Neo4j

guilherme_junqu · ‎10-26-2018

Guys,

I am trying to run the following code and it is giving me a **"non-related" error:

USING PERIODIC COMMIT 3000 LOAD CSV WITH HEADERS
FROM "file:///tse-votacao_candidato_municipio_zona-municipal-2014-db.07.facts.csv" AS row
FIELDTERMINATOR ';'

MATCH
  (c:City {tse_code: toInteger(row.cod_municipio_tse)}),
  (:Publication {auto_name: row.publication})<-[:is_present_on]-(m:Metric {auto_name: row.cod_metrica}),
  (:State {acronym: row.sigla_uf})<-[:belongs_to]-(z:ElectoralZone {code: row.cod_zona_eleitoral}),
  (:Election {year: date(row.ano_eleicao), auto_name: row.cod_descricao_eleicao})<-[:round_of]-
    (:ElectionRound {number: row.num_turno})<-[:runs_in]-(cand:Candidate {code: row.sq_candidato})
CREATE
  (afe:Measurement)
SET
  afe.value = toInteger(row.total_votos),
  afe.unit  = 'votes',
  afe.date  = date(row.data_arquivo)
WITH
  m, cand, afe, c, z
CREATE UNIQUE
   (afe)-[:taken_from]->(c),
   (afe)-[:taken_of]->(m),
   (afe)-[:filtered_by]->(cand),
   (afe)-[:filtered_by]->(z);

I consider the error as non-related because I have tried running the code above without the updating part for each of the MATCHs clauses and it runs without problem. Apparently, the problem occurs only when I put all of them together.

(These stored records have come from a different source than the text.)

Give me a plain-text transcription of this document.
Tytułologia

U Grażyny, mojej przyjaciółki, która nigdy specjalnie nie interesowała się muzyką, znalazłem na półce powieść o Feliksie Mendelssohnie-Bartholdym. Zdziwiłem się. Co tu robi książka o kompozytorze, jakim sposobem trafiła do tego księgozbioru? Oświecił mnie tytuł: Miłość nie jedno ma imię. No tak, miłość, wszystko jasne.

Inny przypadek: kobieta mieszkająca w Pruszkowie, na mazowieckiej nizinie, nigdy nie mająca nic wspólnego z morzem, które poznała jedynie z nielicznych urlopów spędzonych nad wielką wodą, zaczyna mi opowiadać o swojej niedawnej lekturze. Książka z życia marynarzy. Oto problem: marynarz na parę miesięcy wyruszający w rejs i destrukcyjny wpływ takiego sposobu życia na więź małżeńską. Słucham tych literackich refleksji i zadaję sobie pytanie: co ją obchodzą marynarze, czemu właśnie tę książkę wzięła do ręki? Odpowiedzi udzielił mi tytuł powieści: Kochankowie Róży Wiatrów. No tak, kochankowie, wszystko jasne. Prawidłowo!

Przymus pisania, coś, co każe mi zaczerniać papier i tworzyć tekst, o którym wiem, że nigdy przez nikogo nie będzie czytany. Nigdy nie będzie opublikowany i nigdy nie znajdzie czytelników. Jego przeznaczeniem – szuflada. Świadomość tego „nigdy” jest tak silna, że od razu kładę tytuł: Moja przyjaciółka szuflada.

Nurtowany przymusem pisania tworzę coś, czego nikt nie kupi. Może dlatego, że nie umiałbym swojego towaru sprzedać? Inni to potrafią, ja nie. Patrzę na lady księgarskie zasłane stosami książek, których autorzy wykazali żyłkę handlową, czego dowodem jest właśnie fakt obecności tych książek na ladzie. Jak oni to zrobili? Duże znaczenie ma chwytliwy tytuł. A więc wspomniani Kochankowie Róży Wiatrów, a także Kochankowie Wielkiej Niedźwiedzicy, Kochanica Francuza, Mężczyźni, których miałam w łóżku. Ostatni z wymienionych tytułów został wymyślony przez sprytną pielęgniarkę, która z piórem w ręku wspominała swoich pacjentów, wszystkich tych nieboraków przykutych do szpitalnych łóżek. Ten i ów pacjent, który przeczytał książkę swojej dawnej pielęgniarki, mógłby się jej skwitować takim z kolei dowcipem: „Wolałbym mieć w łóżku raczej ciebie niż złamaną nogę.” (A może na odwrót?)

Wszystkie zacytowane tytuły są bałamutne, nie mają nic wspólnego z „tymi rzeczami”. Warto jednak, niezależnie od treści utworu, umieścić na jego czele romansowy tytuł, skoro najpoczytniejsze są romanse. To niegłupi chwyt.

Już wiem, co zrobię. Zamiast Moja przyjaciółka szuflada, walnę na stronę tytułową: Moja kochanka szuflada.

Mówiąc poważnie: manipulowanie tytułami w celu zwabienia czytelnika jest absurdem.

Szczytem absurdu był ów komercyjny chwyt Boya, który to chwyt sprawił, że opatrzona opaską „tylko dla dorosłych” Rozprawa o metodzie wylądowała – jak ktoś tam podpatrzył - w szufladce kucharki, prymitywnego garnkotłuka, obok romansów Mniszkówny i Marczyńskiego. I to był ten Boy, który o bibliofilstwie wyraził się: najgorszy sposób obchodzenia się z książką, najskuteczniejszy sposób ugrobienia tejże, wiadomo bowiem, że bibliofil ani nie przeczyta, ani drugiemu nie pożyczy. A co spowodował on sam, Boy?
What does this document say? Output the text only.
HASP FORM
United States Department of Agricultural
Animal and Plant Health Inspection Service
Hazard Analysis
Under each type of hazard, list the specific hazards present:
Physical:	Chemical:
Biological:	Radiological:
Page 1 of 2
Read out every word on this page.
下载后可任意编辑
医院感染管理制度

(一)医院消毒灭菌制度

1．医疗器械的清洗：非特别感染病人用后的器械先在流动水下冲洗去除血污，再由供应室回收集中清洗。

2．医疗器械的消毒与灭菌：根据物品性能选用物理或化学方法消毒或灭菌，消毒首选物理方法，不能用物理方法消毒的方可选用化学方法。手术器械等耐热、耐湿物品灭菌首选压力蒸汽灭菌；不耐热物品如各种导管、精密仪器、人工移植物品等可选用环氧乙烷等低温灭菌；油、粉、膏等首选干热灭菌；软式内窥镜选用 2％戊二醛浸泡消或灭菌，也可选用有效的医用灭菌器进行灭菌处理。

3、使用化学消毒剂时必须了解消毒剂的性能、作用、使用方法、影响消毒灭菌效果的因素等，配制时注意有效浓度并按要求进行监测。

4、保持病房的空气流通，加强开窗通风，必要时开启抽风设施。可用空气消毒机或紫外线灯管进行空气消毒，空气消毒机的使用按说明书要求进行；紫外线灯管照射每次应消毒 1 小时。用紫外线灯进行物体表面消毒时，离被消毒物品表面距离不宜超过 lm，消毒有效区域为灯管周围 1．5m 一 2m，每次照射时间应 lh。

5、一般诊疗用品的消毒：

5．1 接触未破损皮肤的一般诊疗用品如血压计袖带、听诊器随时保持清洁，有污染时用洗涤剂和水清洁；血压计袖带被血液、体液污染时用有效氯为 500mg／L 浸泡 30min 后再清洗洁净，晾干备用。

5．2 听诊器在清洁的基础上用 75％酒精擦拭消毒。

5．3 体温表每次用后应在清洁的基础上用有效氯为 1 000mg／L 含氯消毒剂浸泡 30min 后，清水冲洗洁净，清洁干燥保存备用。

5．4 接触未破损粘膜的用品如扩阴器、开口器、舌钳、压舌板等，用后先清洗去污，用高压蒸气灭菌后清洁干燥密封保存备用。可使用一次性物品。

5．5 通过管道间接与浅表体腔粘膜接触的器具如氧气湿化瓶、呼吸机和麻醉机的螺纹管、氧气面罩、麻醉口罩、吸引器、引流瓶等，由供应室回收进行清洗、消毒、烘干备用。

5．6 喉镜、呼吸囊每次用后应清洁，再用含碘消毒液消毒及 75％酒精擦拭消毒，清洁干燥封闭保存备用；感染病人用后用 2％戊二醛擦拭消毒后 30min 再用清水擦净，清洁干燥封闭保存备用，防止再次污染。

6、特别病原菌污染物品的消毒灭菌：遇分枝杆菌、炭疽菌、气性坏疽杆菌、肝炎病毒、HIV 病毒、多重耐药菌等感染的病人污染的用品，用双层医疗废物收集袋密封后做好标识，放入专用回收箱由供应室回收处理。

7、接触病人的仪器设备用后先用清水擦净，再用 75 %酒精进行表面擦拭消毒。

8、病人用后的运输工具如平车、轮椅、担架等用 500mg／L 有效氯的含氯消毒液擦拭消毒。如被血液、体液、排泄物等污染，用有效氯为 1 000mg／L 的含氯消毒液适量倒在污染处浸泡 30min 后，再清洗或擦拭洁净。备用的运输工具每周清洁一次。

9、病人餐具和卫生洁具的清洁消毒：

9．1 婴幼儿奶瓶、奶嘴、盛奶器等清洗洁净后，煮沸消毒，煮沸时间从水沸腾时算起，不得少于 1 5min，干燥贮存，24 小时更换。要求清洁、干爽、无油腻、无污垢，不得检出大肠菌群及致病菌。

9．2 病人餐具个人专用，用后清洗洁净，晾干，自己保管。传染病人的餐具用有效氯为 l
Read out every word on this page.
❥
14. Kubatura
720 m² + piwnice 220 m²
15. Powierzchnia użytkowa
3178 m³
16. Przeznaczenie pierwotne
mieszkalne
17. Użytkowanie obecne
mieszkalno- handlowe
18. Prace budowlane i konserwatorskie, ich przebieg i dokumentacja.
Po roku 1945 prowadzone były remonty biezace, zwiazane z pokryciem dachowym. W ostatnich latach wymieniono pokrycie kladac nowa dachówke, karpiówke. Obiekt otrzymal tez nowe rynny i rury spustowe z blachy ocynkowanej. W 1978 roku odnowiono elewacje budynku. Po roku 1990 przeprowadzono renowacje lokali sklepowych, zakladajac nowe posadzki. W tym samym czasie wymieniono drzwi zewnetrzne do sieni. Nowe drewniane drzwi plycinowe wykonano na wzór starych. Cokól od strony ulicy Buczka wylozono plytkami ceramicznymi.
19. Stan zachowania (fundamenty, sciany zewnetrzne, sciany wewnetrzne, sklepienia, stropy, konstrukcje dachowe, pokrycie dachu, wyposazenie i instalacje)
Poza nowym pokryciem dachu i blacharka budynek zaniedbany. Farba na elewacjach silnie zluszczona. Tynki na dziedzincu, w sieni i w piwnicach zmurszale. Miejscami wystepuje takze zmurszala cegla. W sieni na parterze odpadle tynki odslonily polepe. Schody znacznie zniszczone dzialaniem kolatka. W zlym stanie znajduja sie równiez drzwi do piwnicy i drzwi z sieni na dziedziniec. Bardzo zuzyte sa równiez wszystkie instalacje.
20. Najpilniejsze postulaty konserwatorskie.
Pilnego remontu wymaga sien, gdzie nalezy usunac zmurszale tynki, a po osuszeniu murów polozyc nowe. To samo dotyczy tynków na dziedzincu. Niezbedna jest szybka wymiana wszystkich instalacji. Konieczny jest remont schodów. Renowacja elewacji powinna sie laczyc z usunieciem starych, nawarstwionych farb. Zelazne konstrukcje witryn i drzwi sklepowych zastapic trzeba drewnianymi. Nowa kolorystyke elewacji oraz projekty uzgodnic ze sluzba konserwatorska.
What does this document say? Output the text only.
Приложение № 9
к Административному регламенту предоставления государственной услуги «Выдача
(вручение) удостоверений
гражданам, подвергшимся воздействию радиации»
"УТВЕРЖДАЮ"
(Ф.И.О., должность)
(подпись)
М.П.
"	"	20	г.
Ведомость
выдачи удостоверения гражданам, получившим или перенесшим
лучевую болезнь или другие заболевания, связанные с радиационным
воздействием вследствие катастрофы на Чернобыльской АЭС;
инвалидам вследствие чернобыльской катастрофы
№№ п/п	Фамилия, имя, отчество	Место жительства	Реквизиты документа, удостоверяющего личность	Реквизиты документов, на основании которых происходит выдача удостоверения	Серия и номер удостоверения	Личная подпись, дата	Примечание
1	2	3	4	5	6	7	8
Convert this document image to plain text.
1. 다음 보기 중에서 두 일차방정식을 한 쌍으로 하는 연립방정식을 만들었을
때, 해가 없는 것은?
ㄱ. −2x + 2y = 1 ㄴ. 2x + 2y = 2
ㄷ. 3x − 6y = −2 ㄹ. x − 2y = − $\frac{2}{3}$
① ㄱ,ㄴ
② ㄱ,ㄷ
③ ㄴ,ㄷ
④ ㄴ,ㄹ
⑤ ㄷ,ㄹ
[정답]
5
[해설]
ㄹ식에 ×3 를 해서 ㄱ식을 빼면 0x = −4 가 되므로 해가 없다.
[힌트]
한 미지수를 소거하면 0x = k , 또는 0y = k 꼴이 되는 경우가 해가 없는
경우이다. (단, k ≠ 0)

The first 5 lines of the file (more than 7M lines on the file) are listed below:

publication;cod_metrica;cod_descricao_eleicao;ano_eleicao;num_turno;sigla_uf;cod_zona_eleitoral;cod_municipio_tse;sq_candidato;data_arquivo;total_votos
votacao_candidato_municipio_zona-municipal-2014;votacao-nominal-por-canditato-por-eleicao-e-zona;eleicoes-gerais-2014;2014;1;AC;9;01007;10000000003;2018-05-17;1508
votacao_candidato_municipio_zona-municipal-2014;votacao-nominal-por-canditato-por-eleicao-e-zona;eleicoes-gerais-2014;2014;1;AC;9;01007;10000000001;2018-05-17;3027
votacao_candidato_municipio_zona-municipal-2014;votacao-nominal-por-canditato-por-eleicao-e-zona;eleicoes-gerais-2014;2014;1;AC;9;01007;10000000048;2018-05-17;0
votacao_candidato_municipio_zona-municipal-2014;votacao-nominal-por-canditato-por-eleicao-e-zona;eleicoes-gerais-2014;2014;1;AC;9;01007;10000000146;2018-05-17;21
votacao_candidato_municipio_zona-municipal-2014;votacao-nominal-por-canditato-por-eleicao-e-zona;eleicoes-gerais-2014;2014;1;AC;9;01007;10000000152;2018-05-17;2540

I get the following error:

Neo.DatabaseError.General.UnknownError: unknown value: (2014-01-01) of type class java.time.LocalDate)

What might be going on here?

Thanks in advance,

guilherme_junqu · ‎10-26-2018

Guys, I would like to "increase" my suspicion that this is a bug.

Since I am stuck with this error, I started trying different approaches to solve my problem (mainly refactoring my query). When I tried this query, the java.time.LocalDate error vanished!

USING PERIODIC COMMIT 1000 LOAD CSV WITH HEADERS
FROM "file:///tse-votacao_candidato_municipio_zona-municipal-2014-db.07.facts.csv" AS row
FIELDTERMINATOR ';'

MATCH
  (c:City),
  (p:Publication)<-[:is_present_on]-(m:Metric),
  (s:State)<-[:belongs_to]-(z:ElectoralZone),
  (e:Election)<-[:round_of]-(er:ElectionRound)<-[:runs_in]-(cand:Candidate)
WHERE
  c.tse_code      = toInteger(row.cod_municipio_tse)
  and p.auto_name = row.publication
  and m.auto_name = row.cod_metrica
  and s.acronym   = row.sigla_uf
  and z.code      = row.cod_zona_eleitoral
  and e.year      = date(row.ano_eleicao)
  and e.auto_name = row.cod_descricao_eleicao
  and er.number   = row.num_turno
  and cand.code   = row.sq_candidato
CREATE
  (afe:Measurement)
SET
  afe.value   = toInteger(row.total_votos),
  afe.unit    = 'votes',
  afe.date    = date(row.data_arquivo)
WITH
  m, cand, afe, c, z
MERGE
  (afe)-[:taken_from]->(c)
MERGE
  (afe)-[:taken_of]->(m)
MERGE
  (afe)-[:filtered_by]->(cand)
MERGE
  (afe)-[:filtered_by]->(z);

Now I am struggling with OutOfMemoryError, but at least I know to what this is related...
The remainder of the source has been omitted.